In [live mode](../programming_guide/live_mode), `watch()` does not stop at the first `READY`: it keeps yielding `RUNNING` snapshots as live components deliver incremental updates, ending only when the app stops.

### Stats types

```python
class UpdateStats:
    by_component: dict[str, ComponentStats]  # keyed by processor name
    total: ComponentStats                    # summed across all processors

class ComponentStats:
    num_execution_starts: int
    num_unchanged: int
    num_adds: int
    num_deletes: int
    num_reprocesses: int
    num_errors: int
    # derived helpers:
    num_processed: int    # unchanged + adds + deletes + reprocesses
    num_finished: int     # num_processed + num_errors
    num_in_progress: int  # max(0, execution_starts - num_finished)

class UpdateSnapshot:
    stats: UpdateStats
    status: UpdateStatus      # RUNNING | READY
    result: R | None          # set only on the final snapshot
```

## Scoped reports with `stats_group`

By default every component's stats roll up into one report for the whole `app.update()`. For a large pipeline you often want to watch a *part* of it on its own — "indexing the docs tree" separately from "indexing the code tree", or one expensive phase by itself.
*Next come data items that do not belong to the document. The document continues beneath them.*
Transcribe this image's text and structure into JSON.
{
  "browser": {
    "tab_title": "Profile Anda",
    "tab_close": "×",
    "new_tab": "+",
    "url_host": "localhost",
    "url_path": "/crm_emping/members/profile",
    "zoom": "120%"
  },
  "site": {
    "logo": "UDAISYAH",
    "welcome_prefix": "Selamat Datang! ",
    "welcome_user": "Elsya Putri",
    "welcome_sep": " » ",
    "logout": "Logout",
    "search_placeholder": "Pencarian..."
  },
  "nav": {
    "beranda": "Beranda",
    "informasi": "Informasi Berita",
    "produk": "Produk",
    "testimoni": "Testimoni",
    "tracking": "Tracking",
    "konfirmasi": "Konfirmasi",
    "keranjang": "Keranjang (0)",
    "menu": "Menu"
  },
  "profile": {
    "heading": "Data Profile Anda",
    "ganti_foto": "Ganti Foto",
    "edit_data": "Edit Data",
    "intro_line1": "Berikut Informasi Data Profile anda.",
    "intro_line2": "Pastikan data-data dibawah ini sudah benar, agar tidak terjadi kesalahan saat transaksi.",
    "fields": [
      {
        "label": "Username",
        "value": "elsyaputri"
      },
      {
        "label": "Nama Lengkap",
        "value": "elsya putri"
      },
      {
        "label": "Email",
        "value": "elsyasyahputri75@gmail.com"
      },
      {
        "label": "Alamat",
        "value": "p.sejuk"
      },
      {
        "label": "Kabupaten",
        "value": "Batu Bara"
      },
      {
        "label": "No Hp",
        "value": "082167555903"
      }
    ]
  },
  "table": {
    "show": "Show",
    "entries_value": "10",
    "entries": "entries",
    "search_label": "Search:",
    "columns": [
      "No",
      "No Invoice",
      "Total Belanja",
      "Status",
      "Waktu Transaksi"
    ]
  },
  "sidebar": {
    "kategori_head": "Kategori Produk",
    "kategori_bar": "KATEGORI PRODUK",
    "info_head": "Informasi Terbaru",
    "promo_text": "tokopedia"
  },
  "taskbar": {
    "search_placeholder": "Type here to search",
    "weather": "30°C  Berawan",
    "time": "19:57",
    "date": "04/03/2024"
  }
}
`coco.stats_group(title)` opens a scope: everything mounted inside the block aggregates into a **separate** report under `title`, **split out** of the parent (the parent report no longer counts that work — there's no double counting). It's a plain `with` block, used inside a processing component like [`coco.component_subpath`](../programming_guide/processing_component#using-component_subpath-as-a-context-manager):

```python
@coco.fn
async def app_main(docs_dir, code_dir, target):
    with coco.stats_group("Indexing docs", report_to_stdout=True):
        files = localfs.walk_dir(docs_dir, ...)
        await coco.mount_each(process_doc, files.items(), target)

    with coco.stats_group("Indexing code", report_to_stdout=True):
        files = localfs.walk_dir(code_dir, ...)
        await coco.mount_each(process_code, files.items(), target)
```

With `report_to_stdout=True`, the group's progress is also printed to stdout, labeled by its title, alongside the main `report_to_stdout` display without disrupting it. Pass a `timedelta` instead of `True` to set the group's refresh interval.

The block yields a `StatsGroupHandle` with the same `stats()` and `watch()` as `UpdateHandle` (a group has no return value, so there's no `result()`):

```python
with coco.stats_group("Indexing docs") as sg:
    await coco.mount_each(process_doc, files.items(), target)

# Exit is non-blocking, so the mounted work keeps running after the block —
# `sg` stays valid; drain its watch() to follow that work to completion:
async for snapshot in sg.watch():
    send_to_dashboard(snapshot.stats)
```

### Semantics

- **Synchronous and non-blocking.** It's a regular `with` (not `async with`), even though the body `await`s mounts. Leaving the block does **not** wait for the work to finish — it only marks where member registration stops. The group becomes `READY` asynchronously once the block has exited *and* every component mounted inside it is ready; observe that via `sg.watch()` / `sg.stats()`.
- **Identity is unchanged.** Grouping only redirects where stats are *reported*. Component paths, change detection, target-state ownership, and the run's overall completion are unaffected — the grouped components are still ordinary children of the surrounding component.
- **Nesting.** Groups may nest. The **innermost** group owns a mount's stats; an outer group's readiness still waits for the inner group's work to finish.
- **Live members.** A group containing [live components](./live_component) becomes `READY` after their initial catch-up and reports their ongoing incremental stats, just like the root.